Innsbruck (OTS) Dem Home- wird in der Post-Corona-Zeit das Sommer-Schooling folgen. Allen voran dem österreichischen Schulsystem wäre zu wünschen, dass endlich eine „neue Normalität“ Einzug hält. Alte Baustellen gehören neu gedacht.

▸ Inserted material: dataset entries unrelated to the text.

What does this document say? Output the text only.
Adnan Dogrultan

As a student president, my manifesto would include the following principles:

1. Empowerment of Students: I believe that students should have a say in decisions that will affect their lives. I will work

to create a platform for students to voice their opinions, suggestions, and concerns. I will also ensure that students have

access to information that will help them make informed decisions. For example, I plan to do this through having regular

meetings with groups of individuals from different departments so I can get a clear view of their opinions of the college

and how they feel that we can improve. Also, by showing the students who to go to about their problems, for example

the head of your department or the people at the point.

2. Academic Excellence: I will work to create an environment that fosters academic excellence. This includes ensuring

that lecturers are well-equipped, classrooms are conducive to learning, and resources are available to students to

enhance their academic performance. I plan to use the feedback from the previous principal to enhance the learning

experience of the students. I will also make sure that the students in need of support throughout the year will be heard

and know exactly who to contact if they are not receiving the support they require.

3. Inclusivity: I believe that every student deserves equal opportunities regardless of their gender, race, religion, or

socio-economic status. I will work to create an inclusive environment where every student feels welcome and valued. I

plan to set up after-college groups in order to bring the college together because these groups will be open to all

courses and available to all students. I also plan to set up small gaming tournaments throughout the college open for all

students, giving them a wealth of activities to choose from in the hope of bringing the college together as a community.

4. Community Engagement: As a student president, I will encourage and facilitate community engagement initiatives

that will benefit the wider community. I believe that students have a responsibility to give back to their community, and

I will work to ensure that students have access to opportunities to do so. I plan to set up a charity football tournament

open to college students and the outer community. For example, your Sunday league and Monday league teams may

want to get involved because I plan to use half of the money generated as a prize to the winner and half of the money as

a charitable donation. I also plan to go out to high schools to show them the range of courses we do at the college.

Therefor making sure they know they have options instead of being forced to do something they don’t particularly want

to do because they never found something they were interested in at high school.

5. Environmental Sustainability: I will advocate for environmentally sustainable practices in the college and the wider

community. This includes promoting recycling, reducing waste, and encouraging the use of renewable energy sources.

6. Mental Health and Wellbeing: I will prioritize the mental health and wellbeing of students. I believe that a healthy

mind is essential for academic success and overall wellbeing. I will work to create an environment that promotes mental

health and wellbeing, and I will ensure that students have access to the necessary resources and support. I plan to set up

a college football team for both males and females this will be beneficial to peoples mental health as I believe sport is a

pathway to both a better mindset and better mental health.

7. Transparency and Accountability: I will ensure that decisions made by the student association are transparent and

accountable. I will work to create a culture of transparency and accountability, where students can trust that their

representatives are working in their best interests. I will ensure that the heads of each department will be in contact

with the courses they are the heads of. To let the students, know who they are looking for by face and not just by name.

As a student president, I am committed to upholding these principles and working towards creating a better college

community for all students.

Neun lange schulfreie Wochen – das wird sich im „Corona-Sommer 2020“ in vielen Kinderzimmern schlicht nicht spielen. Während der Bund zwei Ferienwochen zum Schluss abzwackt, damit die Deutsch-Kenntnisse benachteiligter Schülerinnen und Schüler aufgebessert werden, hat das Land den Ferienstart im Visier, um Eltern in Sachen Betreuung für vier Wochen unter die Arme zu greifen. Dieser politische Denkanstoß ist kriseninduziert. Er bietet aber die wohl einmalige Chance, endlich festgefahrene Verhaltensmuster und Strukturen im Schulbereich aufzubrechen.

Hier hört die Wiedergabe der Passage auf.